In other words, the first and last items on your menu are likely to be most effective. So if you want to forefront your content marketing efforts, your blog might be the menu item farthest to the right. Your newest or best-selling product might be the menu item farthest to the left. And so on.

Reflect visitor behavior

This is really a way of saying that your navigation should be intuitive. You’ll refine this over time through analytics; but your main navigation menu should be reflective of visitors’ typical behavior by including the pages that they most often visit. After all, the menu is there to help visitors find what they’re looking for; and if you know what visitors are looking for, you may as well give it to them—simply and immediately.

Google Analytics, Clicky, and Zoho PageSense are all great platforms for website analytics. The data they’ll give you will help determine which menu items to remove (if they rarely get clicked and they aren’t crucial), rename (if they rarely get clicked and they are crucial), or move (remember those primacy and recency effects we just discussed).

So consider the structure and copy of your navigation menu carefully. What goes into it will affect traffic, UX, and conversions more than you might imagine. If you’re just starting out, you can always sit a friend down in front of your homepage and have them talk through their experience of navigating your site from there. Witnessing a new user try to move through your site from its “front door” will alert you, early on, to potential hiccups in the navigation.

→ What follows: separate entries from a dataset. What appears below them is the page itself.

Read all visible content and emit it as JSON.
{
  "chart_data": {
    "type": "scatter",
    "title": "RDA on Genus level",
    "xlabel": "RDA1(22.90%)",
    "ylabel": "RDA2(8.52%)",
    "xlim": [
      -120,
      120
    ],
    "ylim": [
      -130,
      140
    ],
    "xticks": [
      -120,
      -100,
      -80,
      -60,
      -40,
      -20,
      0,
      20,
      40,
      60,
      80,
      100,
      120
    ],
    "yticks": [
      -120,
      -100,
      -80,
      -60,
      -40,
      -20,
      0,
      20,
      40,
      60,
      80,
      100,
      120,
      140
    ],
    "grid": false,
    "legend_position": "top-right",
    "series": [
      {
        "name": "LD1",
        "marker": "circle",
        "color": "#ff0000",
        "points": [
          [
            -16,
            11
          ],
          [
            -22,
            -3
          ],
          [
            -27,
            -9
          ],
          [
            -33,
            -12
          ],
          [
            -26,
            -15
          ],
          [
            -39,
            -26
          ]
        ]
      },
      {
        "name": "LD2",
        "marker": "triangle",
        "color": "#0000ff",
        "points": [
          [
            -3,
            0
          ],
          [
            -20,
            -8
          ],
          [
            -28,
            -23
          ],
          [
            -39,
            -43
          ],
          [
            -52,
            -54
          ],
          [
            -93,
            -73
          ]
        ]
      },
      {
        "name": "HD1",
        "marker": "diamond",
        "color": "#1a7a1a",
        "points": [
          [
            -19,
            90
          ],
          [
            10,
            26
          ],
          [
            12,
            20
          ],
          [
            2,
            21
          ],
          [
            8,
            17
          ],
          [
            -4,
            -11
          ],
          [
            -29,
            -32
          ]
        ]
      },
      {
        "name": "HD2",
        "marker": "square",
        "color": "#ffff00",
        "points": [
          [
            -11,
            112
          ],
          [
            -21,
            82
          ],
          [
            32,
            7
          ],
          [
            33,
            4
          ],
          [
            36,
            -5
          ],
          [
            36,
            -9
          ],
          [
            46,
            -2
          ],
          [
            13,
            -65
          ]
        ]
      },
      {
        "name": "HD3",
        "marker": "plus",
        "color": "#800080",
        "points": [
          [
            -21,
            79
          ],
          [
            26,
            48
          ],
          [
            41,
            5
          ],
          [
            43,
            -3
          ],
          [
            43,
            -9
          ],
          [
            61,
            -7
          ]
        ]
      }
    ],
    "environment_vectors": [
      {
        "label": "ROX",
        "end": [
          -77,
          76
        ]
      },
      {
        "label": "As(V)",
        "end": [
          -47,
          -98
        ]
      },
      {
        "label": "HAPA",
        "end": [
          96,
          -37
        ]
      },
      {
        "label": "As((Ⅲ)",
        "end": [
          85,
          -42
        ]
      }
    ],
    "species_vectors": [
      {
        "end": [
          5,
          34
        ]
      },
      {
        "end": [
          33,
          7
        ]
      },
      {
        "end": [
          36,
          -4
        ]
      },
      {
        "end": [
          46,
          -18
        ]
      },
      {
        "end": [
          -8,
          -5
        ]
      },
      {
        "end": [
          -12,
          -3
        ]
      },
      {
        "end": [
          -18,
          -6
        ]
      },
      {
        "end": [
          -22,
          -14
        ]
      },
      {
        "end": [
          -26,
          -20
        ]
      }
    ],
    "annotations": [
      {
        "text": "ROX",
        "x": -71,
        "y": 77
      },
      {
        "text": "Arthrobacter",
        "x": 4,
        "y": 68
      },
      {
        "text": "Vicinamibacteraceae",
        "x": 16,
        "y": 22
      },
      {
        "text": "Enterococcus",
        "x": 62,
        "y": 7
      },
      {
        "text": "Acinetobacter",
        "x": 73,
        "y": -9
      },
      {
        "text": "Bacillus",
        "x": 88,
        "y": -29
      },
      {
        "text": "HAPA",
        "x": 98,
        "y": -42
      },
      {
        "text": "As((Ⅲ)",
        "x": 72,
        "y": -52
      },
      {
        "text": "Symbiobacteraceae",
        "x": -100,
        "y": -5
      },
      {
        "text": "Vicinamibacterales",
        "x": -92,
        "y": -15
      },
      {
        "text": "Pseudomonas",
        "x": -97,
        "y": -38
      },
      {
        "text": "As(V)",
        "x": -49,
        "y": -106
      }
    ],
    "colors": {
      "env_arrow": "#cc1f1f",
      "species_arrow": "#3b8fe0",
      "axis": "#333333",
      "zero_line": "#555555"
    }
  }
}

If you’re not sure which pages to include in your menu, we recommend you start with these:

Whatever other menu items you decide to incorporate will depend upon your business and services/products. Maybe you’re a designer and you need a prominent menu item for your work portfolio. Or maybe your product is expensive enough that you need a dedicated testimonials page to help people move through your sales funnel. Experiment, analyze, test…and test some more. Like every other element on your webpage, your navigation should be fluid, changing to reflect your users’ desires and behaviors.